In front of him, little windows announce themselves on the screen of his laptop, popping into existence like beautiful, short-lived nighttime flowers. These are the numerous online chat programs he is on — about half a dozen at once. Most of the time he doesn’t bother to look at the messages, which are greetings from total strangers who don’t even know who they are writing to. They don’t care — they are all lonely and in need of someone to chat with. Everyone uses a false name, hiding who they truly are, just as he does. The only thing on display is their solitude.

A small chat window with a girl’s face on it pops up with a bright bling . Gary has seen her before. It is rare to see a photo of a real face on these chat sites. The last time Gary saw it, he decided that it must be a fake — no girl would place a picture on the Internet that showed her smiling straight into the camera. The photo was taken in a public park, not in a studio, and the girl in it was not even dressed up or prettified in any way. He thought it must have been a stolen image — someone playing a joke, so he took no notice. Her message this time is the same as the last time: sassy and challenging. Hellooooo, anyone out there? Any human being, alien, even a talking monkey would be okay!

Yes, it must be a fake, Gary thinks as he clicks on the window to close it. Besides, he is bored of these chat rooms now, bored of inventing stories about who he is, bored of lying about his age, job, hometown — bored of the flattery and flirtation, the banality of the chat that is always the same and never goes anywhere.

Around him: an orchid in a stone-gray bowl, beige-and-black furniture — the same room for over two weeks now. Near the door there are two trays piled high with dirty dishes and glasses, unfinished food clinging to the white porcelain. He does not call for anyone to take the things away, because he is ashamed of being seen even by the humblest cleaning girl. He does not want to know that she is sneering at him, sniggering with her friends down in the kitchen below. Every few days he waits until 3:00 A.M., when even the lifts are silent, and then he pushes the trays out into the corridor. He collects his food in this way too, emerging swiftly to draw the tray into his den when he feels there is no risk of being seen, like a rat darting back into its burrow. For several days, therefore, while he gathers the courage to open his door and place the dirty dishes outside, the remnants of his meals sit in a pile, reminding him, just as his agent does every so often, that unless he gets some work soon, there will be no more money to pay the bills.

This is the reality of his life as it now stands: dirty, unchanging, helpless. There is nothing new or interesting for him to contemplate in his minimalist, sullied cell; he has exhausted all the possibilities of his life, cannot even look ahead into the future as those people down on the streets can. And so the only thing that can occupy his thoughts is the past, not because he wants to think about it but because he has run out of options.
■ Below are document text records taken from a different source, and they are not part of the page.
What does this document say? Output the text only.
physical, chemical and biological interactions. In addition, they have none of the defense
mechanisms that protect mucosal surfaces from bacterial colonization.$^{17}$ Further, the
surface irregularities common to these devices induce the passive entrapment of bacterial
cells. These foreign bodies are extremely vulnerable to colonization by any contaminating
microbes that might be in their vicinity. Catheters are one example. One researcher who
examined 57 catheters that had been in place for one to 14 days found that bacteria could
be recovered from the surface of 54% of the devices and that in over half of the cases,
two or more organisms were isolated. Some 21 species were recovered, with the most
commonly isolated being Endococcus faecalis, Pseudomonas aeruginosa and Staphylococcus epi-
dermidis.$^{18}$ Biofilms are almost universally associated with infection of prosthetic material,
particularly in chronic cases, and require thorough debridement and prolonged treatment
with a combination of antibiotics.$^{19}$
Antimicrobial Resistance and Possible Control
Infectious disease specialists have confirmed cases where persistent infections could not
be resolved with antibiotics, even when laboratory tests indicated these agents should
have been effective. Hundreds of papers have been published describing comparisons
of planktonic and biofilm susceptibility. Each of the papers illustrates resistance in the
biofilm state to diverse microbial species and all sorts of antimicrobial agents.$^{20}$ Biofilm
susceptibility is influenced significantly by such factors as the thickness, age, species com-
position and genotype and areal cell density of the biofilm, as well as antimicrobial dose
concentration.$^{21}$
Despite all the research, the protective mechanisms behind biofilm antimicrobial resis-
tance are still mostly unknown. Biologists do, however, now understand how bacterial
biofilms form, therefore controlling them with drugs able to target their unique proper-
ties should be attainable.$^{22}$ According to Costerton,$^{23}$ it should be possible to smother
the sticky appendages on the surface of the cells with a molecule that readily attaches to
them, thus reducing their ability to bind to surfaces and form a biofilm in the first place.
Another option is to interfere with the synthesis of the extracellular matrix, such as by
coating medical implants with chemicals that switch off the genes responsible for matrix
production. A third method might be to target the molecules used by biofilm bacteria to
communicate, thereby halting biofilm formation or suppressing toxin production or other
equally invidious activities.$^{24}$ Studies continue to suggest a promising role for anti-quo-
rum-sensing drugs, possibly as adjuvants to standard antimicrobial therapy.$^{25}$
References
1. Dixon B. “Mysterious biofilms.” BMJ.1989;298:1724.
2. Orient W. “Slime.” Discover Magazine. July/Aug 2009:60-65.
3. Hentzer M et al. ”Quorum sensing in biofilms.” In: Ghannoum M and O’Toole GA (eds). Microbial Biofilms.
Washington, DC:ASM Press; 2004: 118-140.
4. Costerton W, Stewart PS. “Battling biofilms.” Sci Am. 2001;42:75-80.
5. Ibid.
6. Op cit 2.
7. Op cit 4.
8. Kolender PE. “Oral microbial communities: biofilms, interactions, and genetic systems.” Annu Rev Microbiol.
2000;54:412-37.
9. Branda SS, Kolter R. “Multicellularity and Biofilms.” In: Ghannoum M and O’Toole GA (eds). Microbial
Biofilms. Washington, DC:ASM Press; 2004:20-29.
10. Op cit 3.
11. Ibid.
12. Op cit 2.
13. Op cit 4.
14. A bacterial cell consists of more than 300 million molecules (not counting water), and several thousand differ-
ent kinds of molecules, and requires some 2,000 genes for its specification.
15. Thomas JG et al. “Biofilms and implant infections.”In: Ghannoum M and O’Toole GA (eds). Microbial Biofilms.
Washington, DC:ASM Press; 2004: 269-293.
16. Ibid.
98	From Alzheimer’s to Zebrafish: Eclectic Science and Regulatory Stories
If the newspapers could see his past, maybe they would look more kindly upon him. But maybe not. Maybe they would see his childhood as a source of shame and ridicule, something else to make fun of.

He lived with his mother in a rural town called Temangan. If a town as small as Temangan were capable of having outskirts, the newspapers would probably say that he lived there, where the low rows of shophouses and cheaply built houses bled into the countryside, fading into the thin jungle that stretched for miles until the next town. There was something ridiculous about country people like them and their neighbors trying to become modern city folk, saving up their money for a scooter, then a car, and dreaming of a job in the capital down south. Now that he has traveled so far in life, he can see just how futile that dream was, how justified those sophisticated cosmopolitan people were in laughing at their aspirations, because it was clear that they could never change their lives.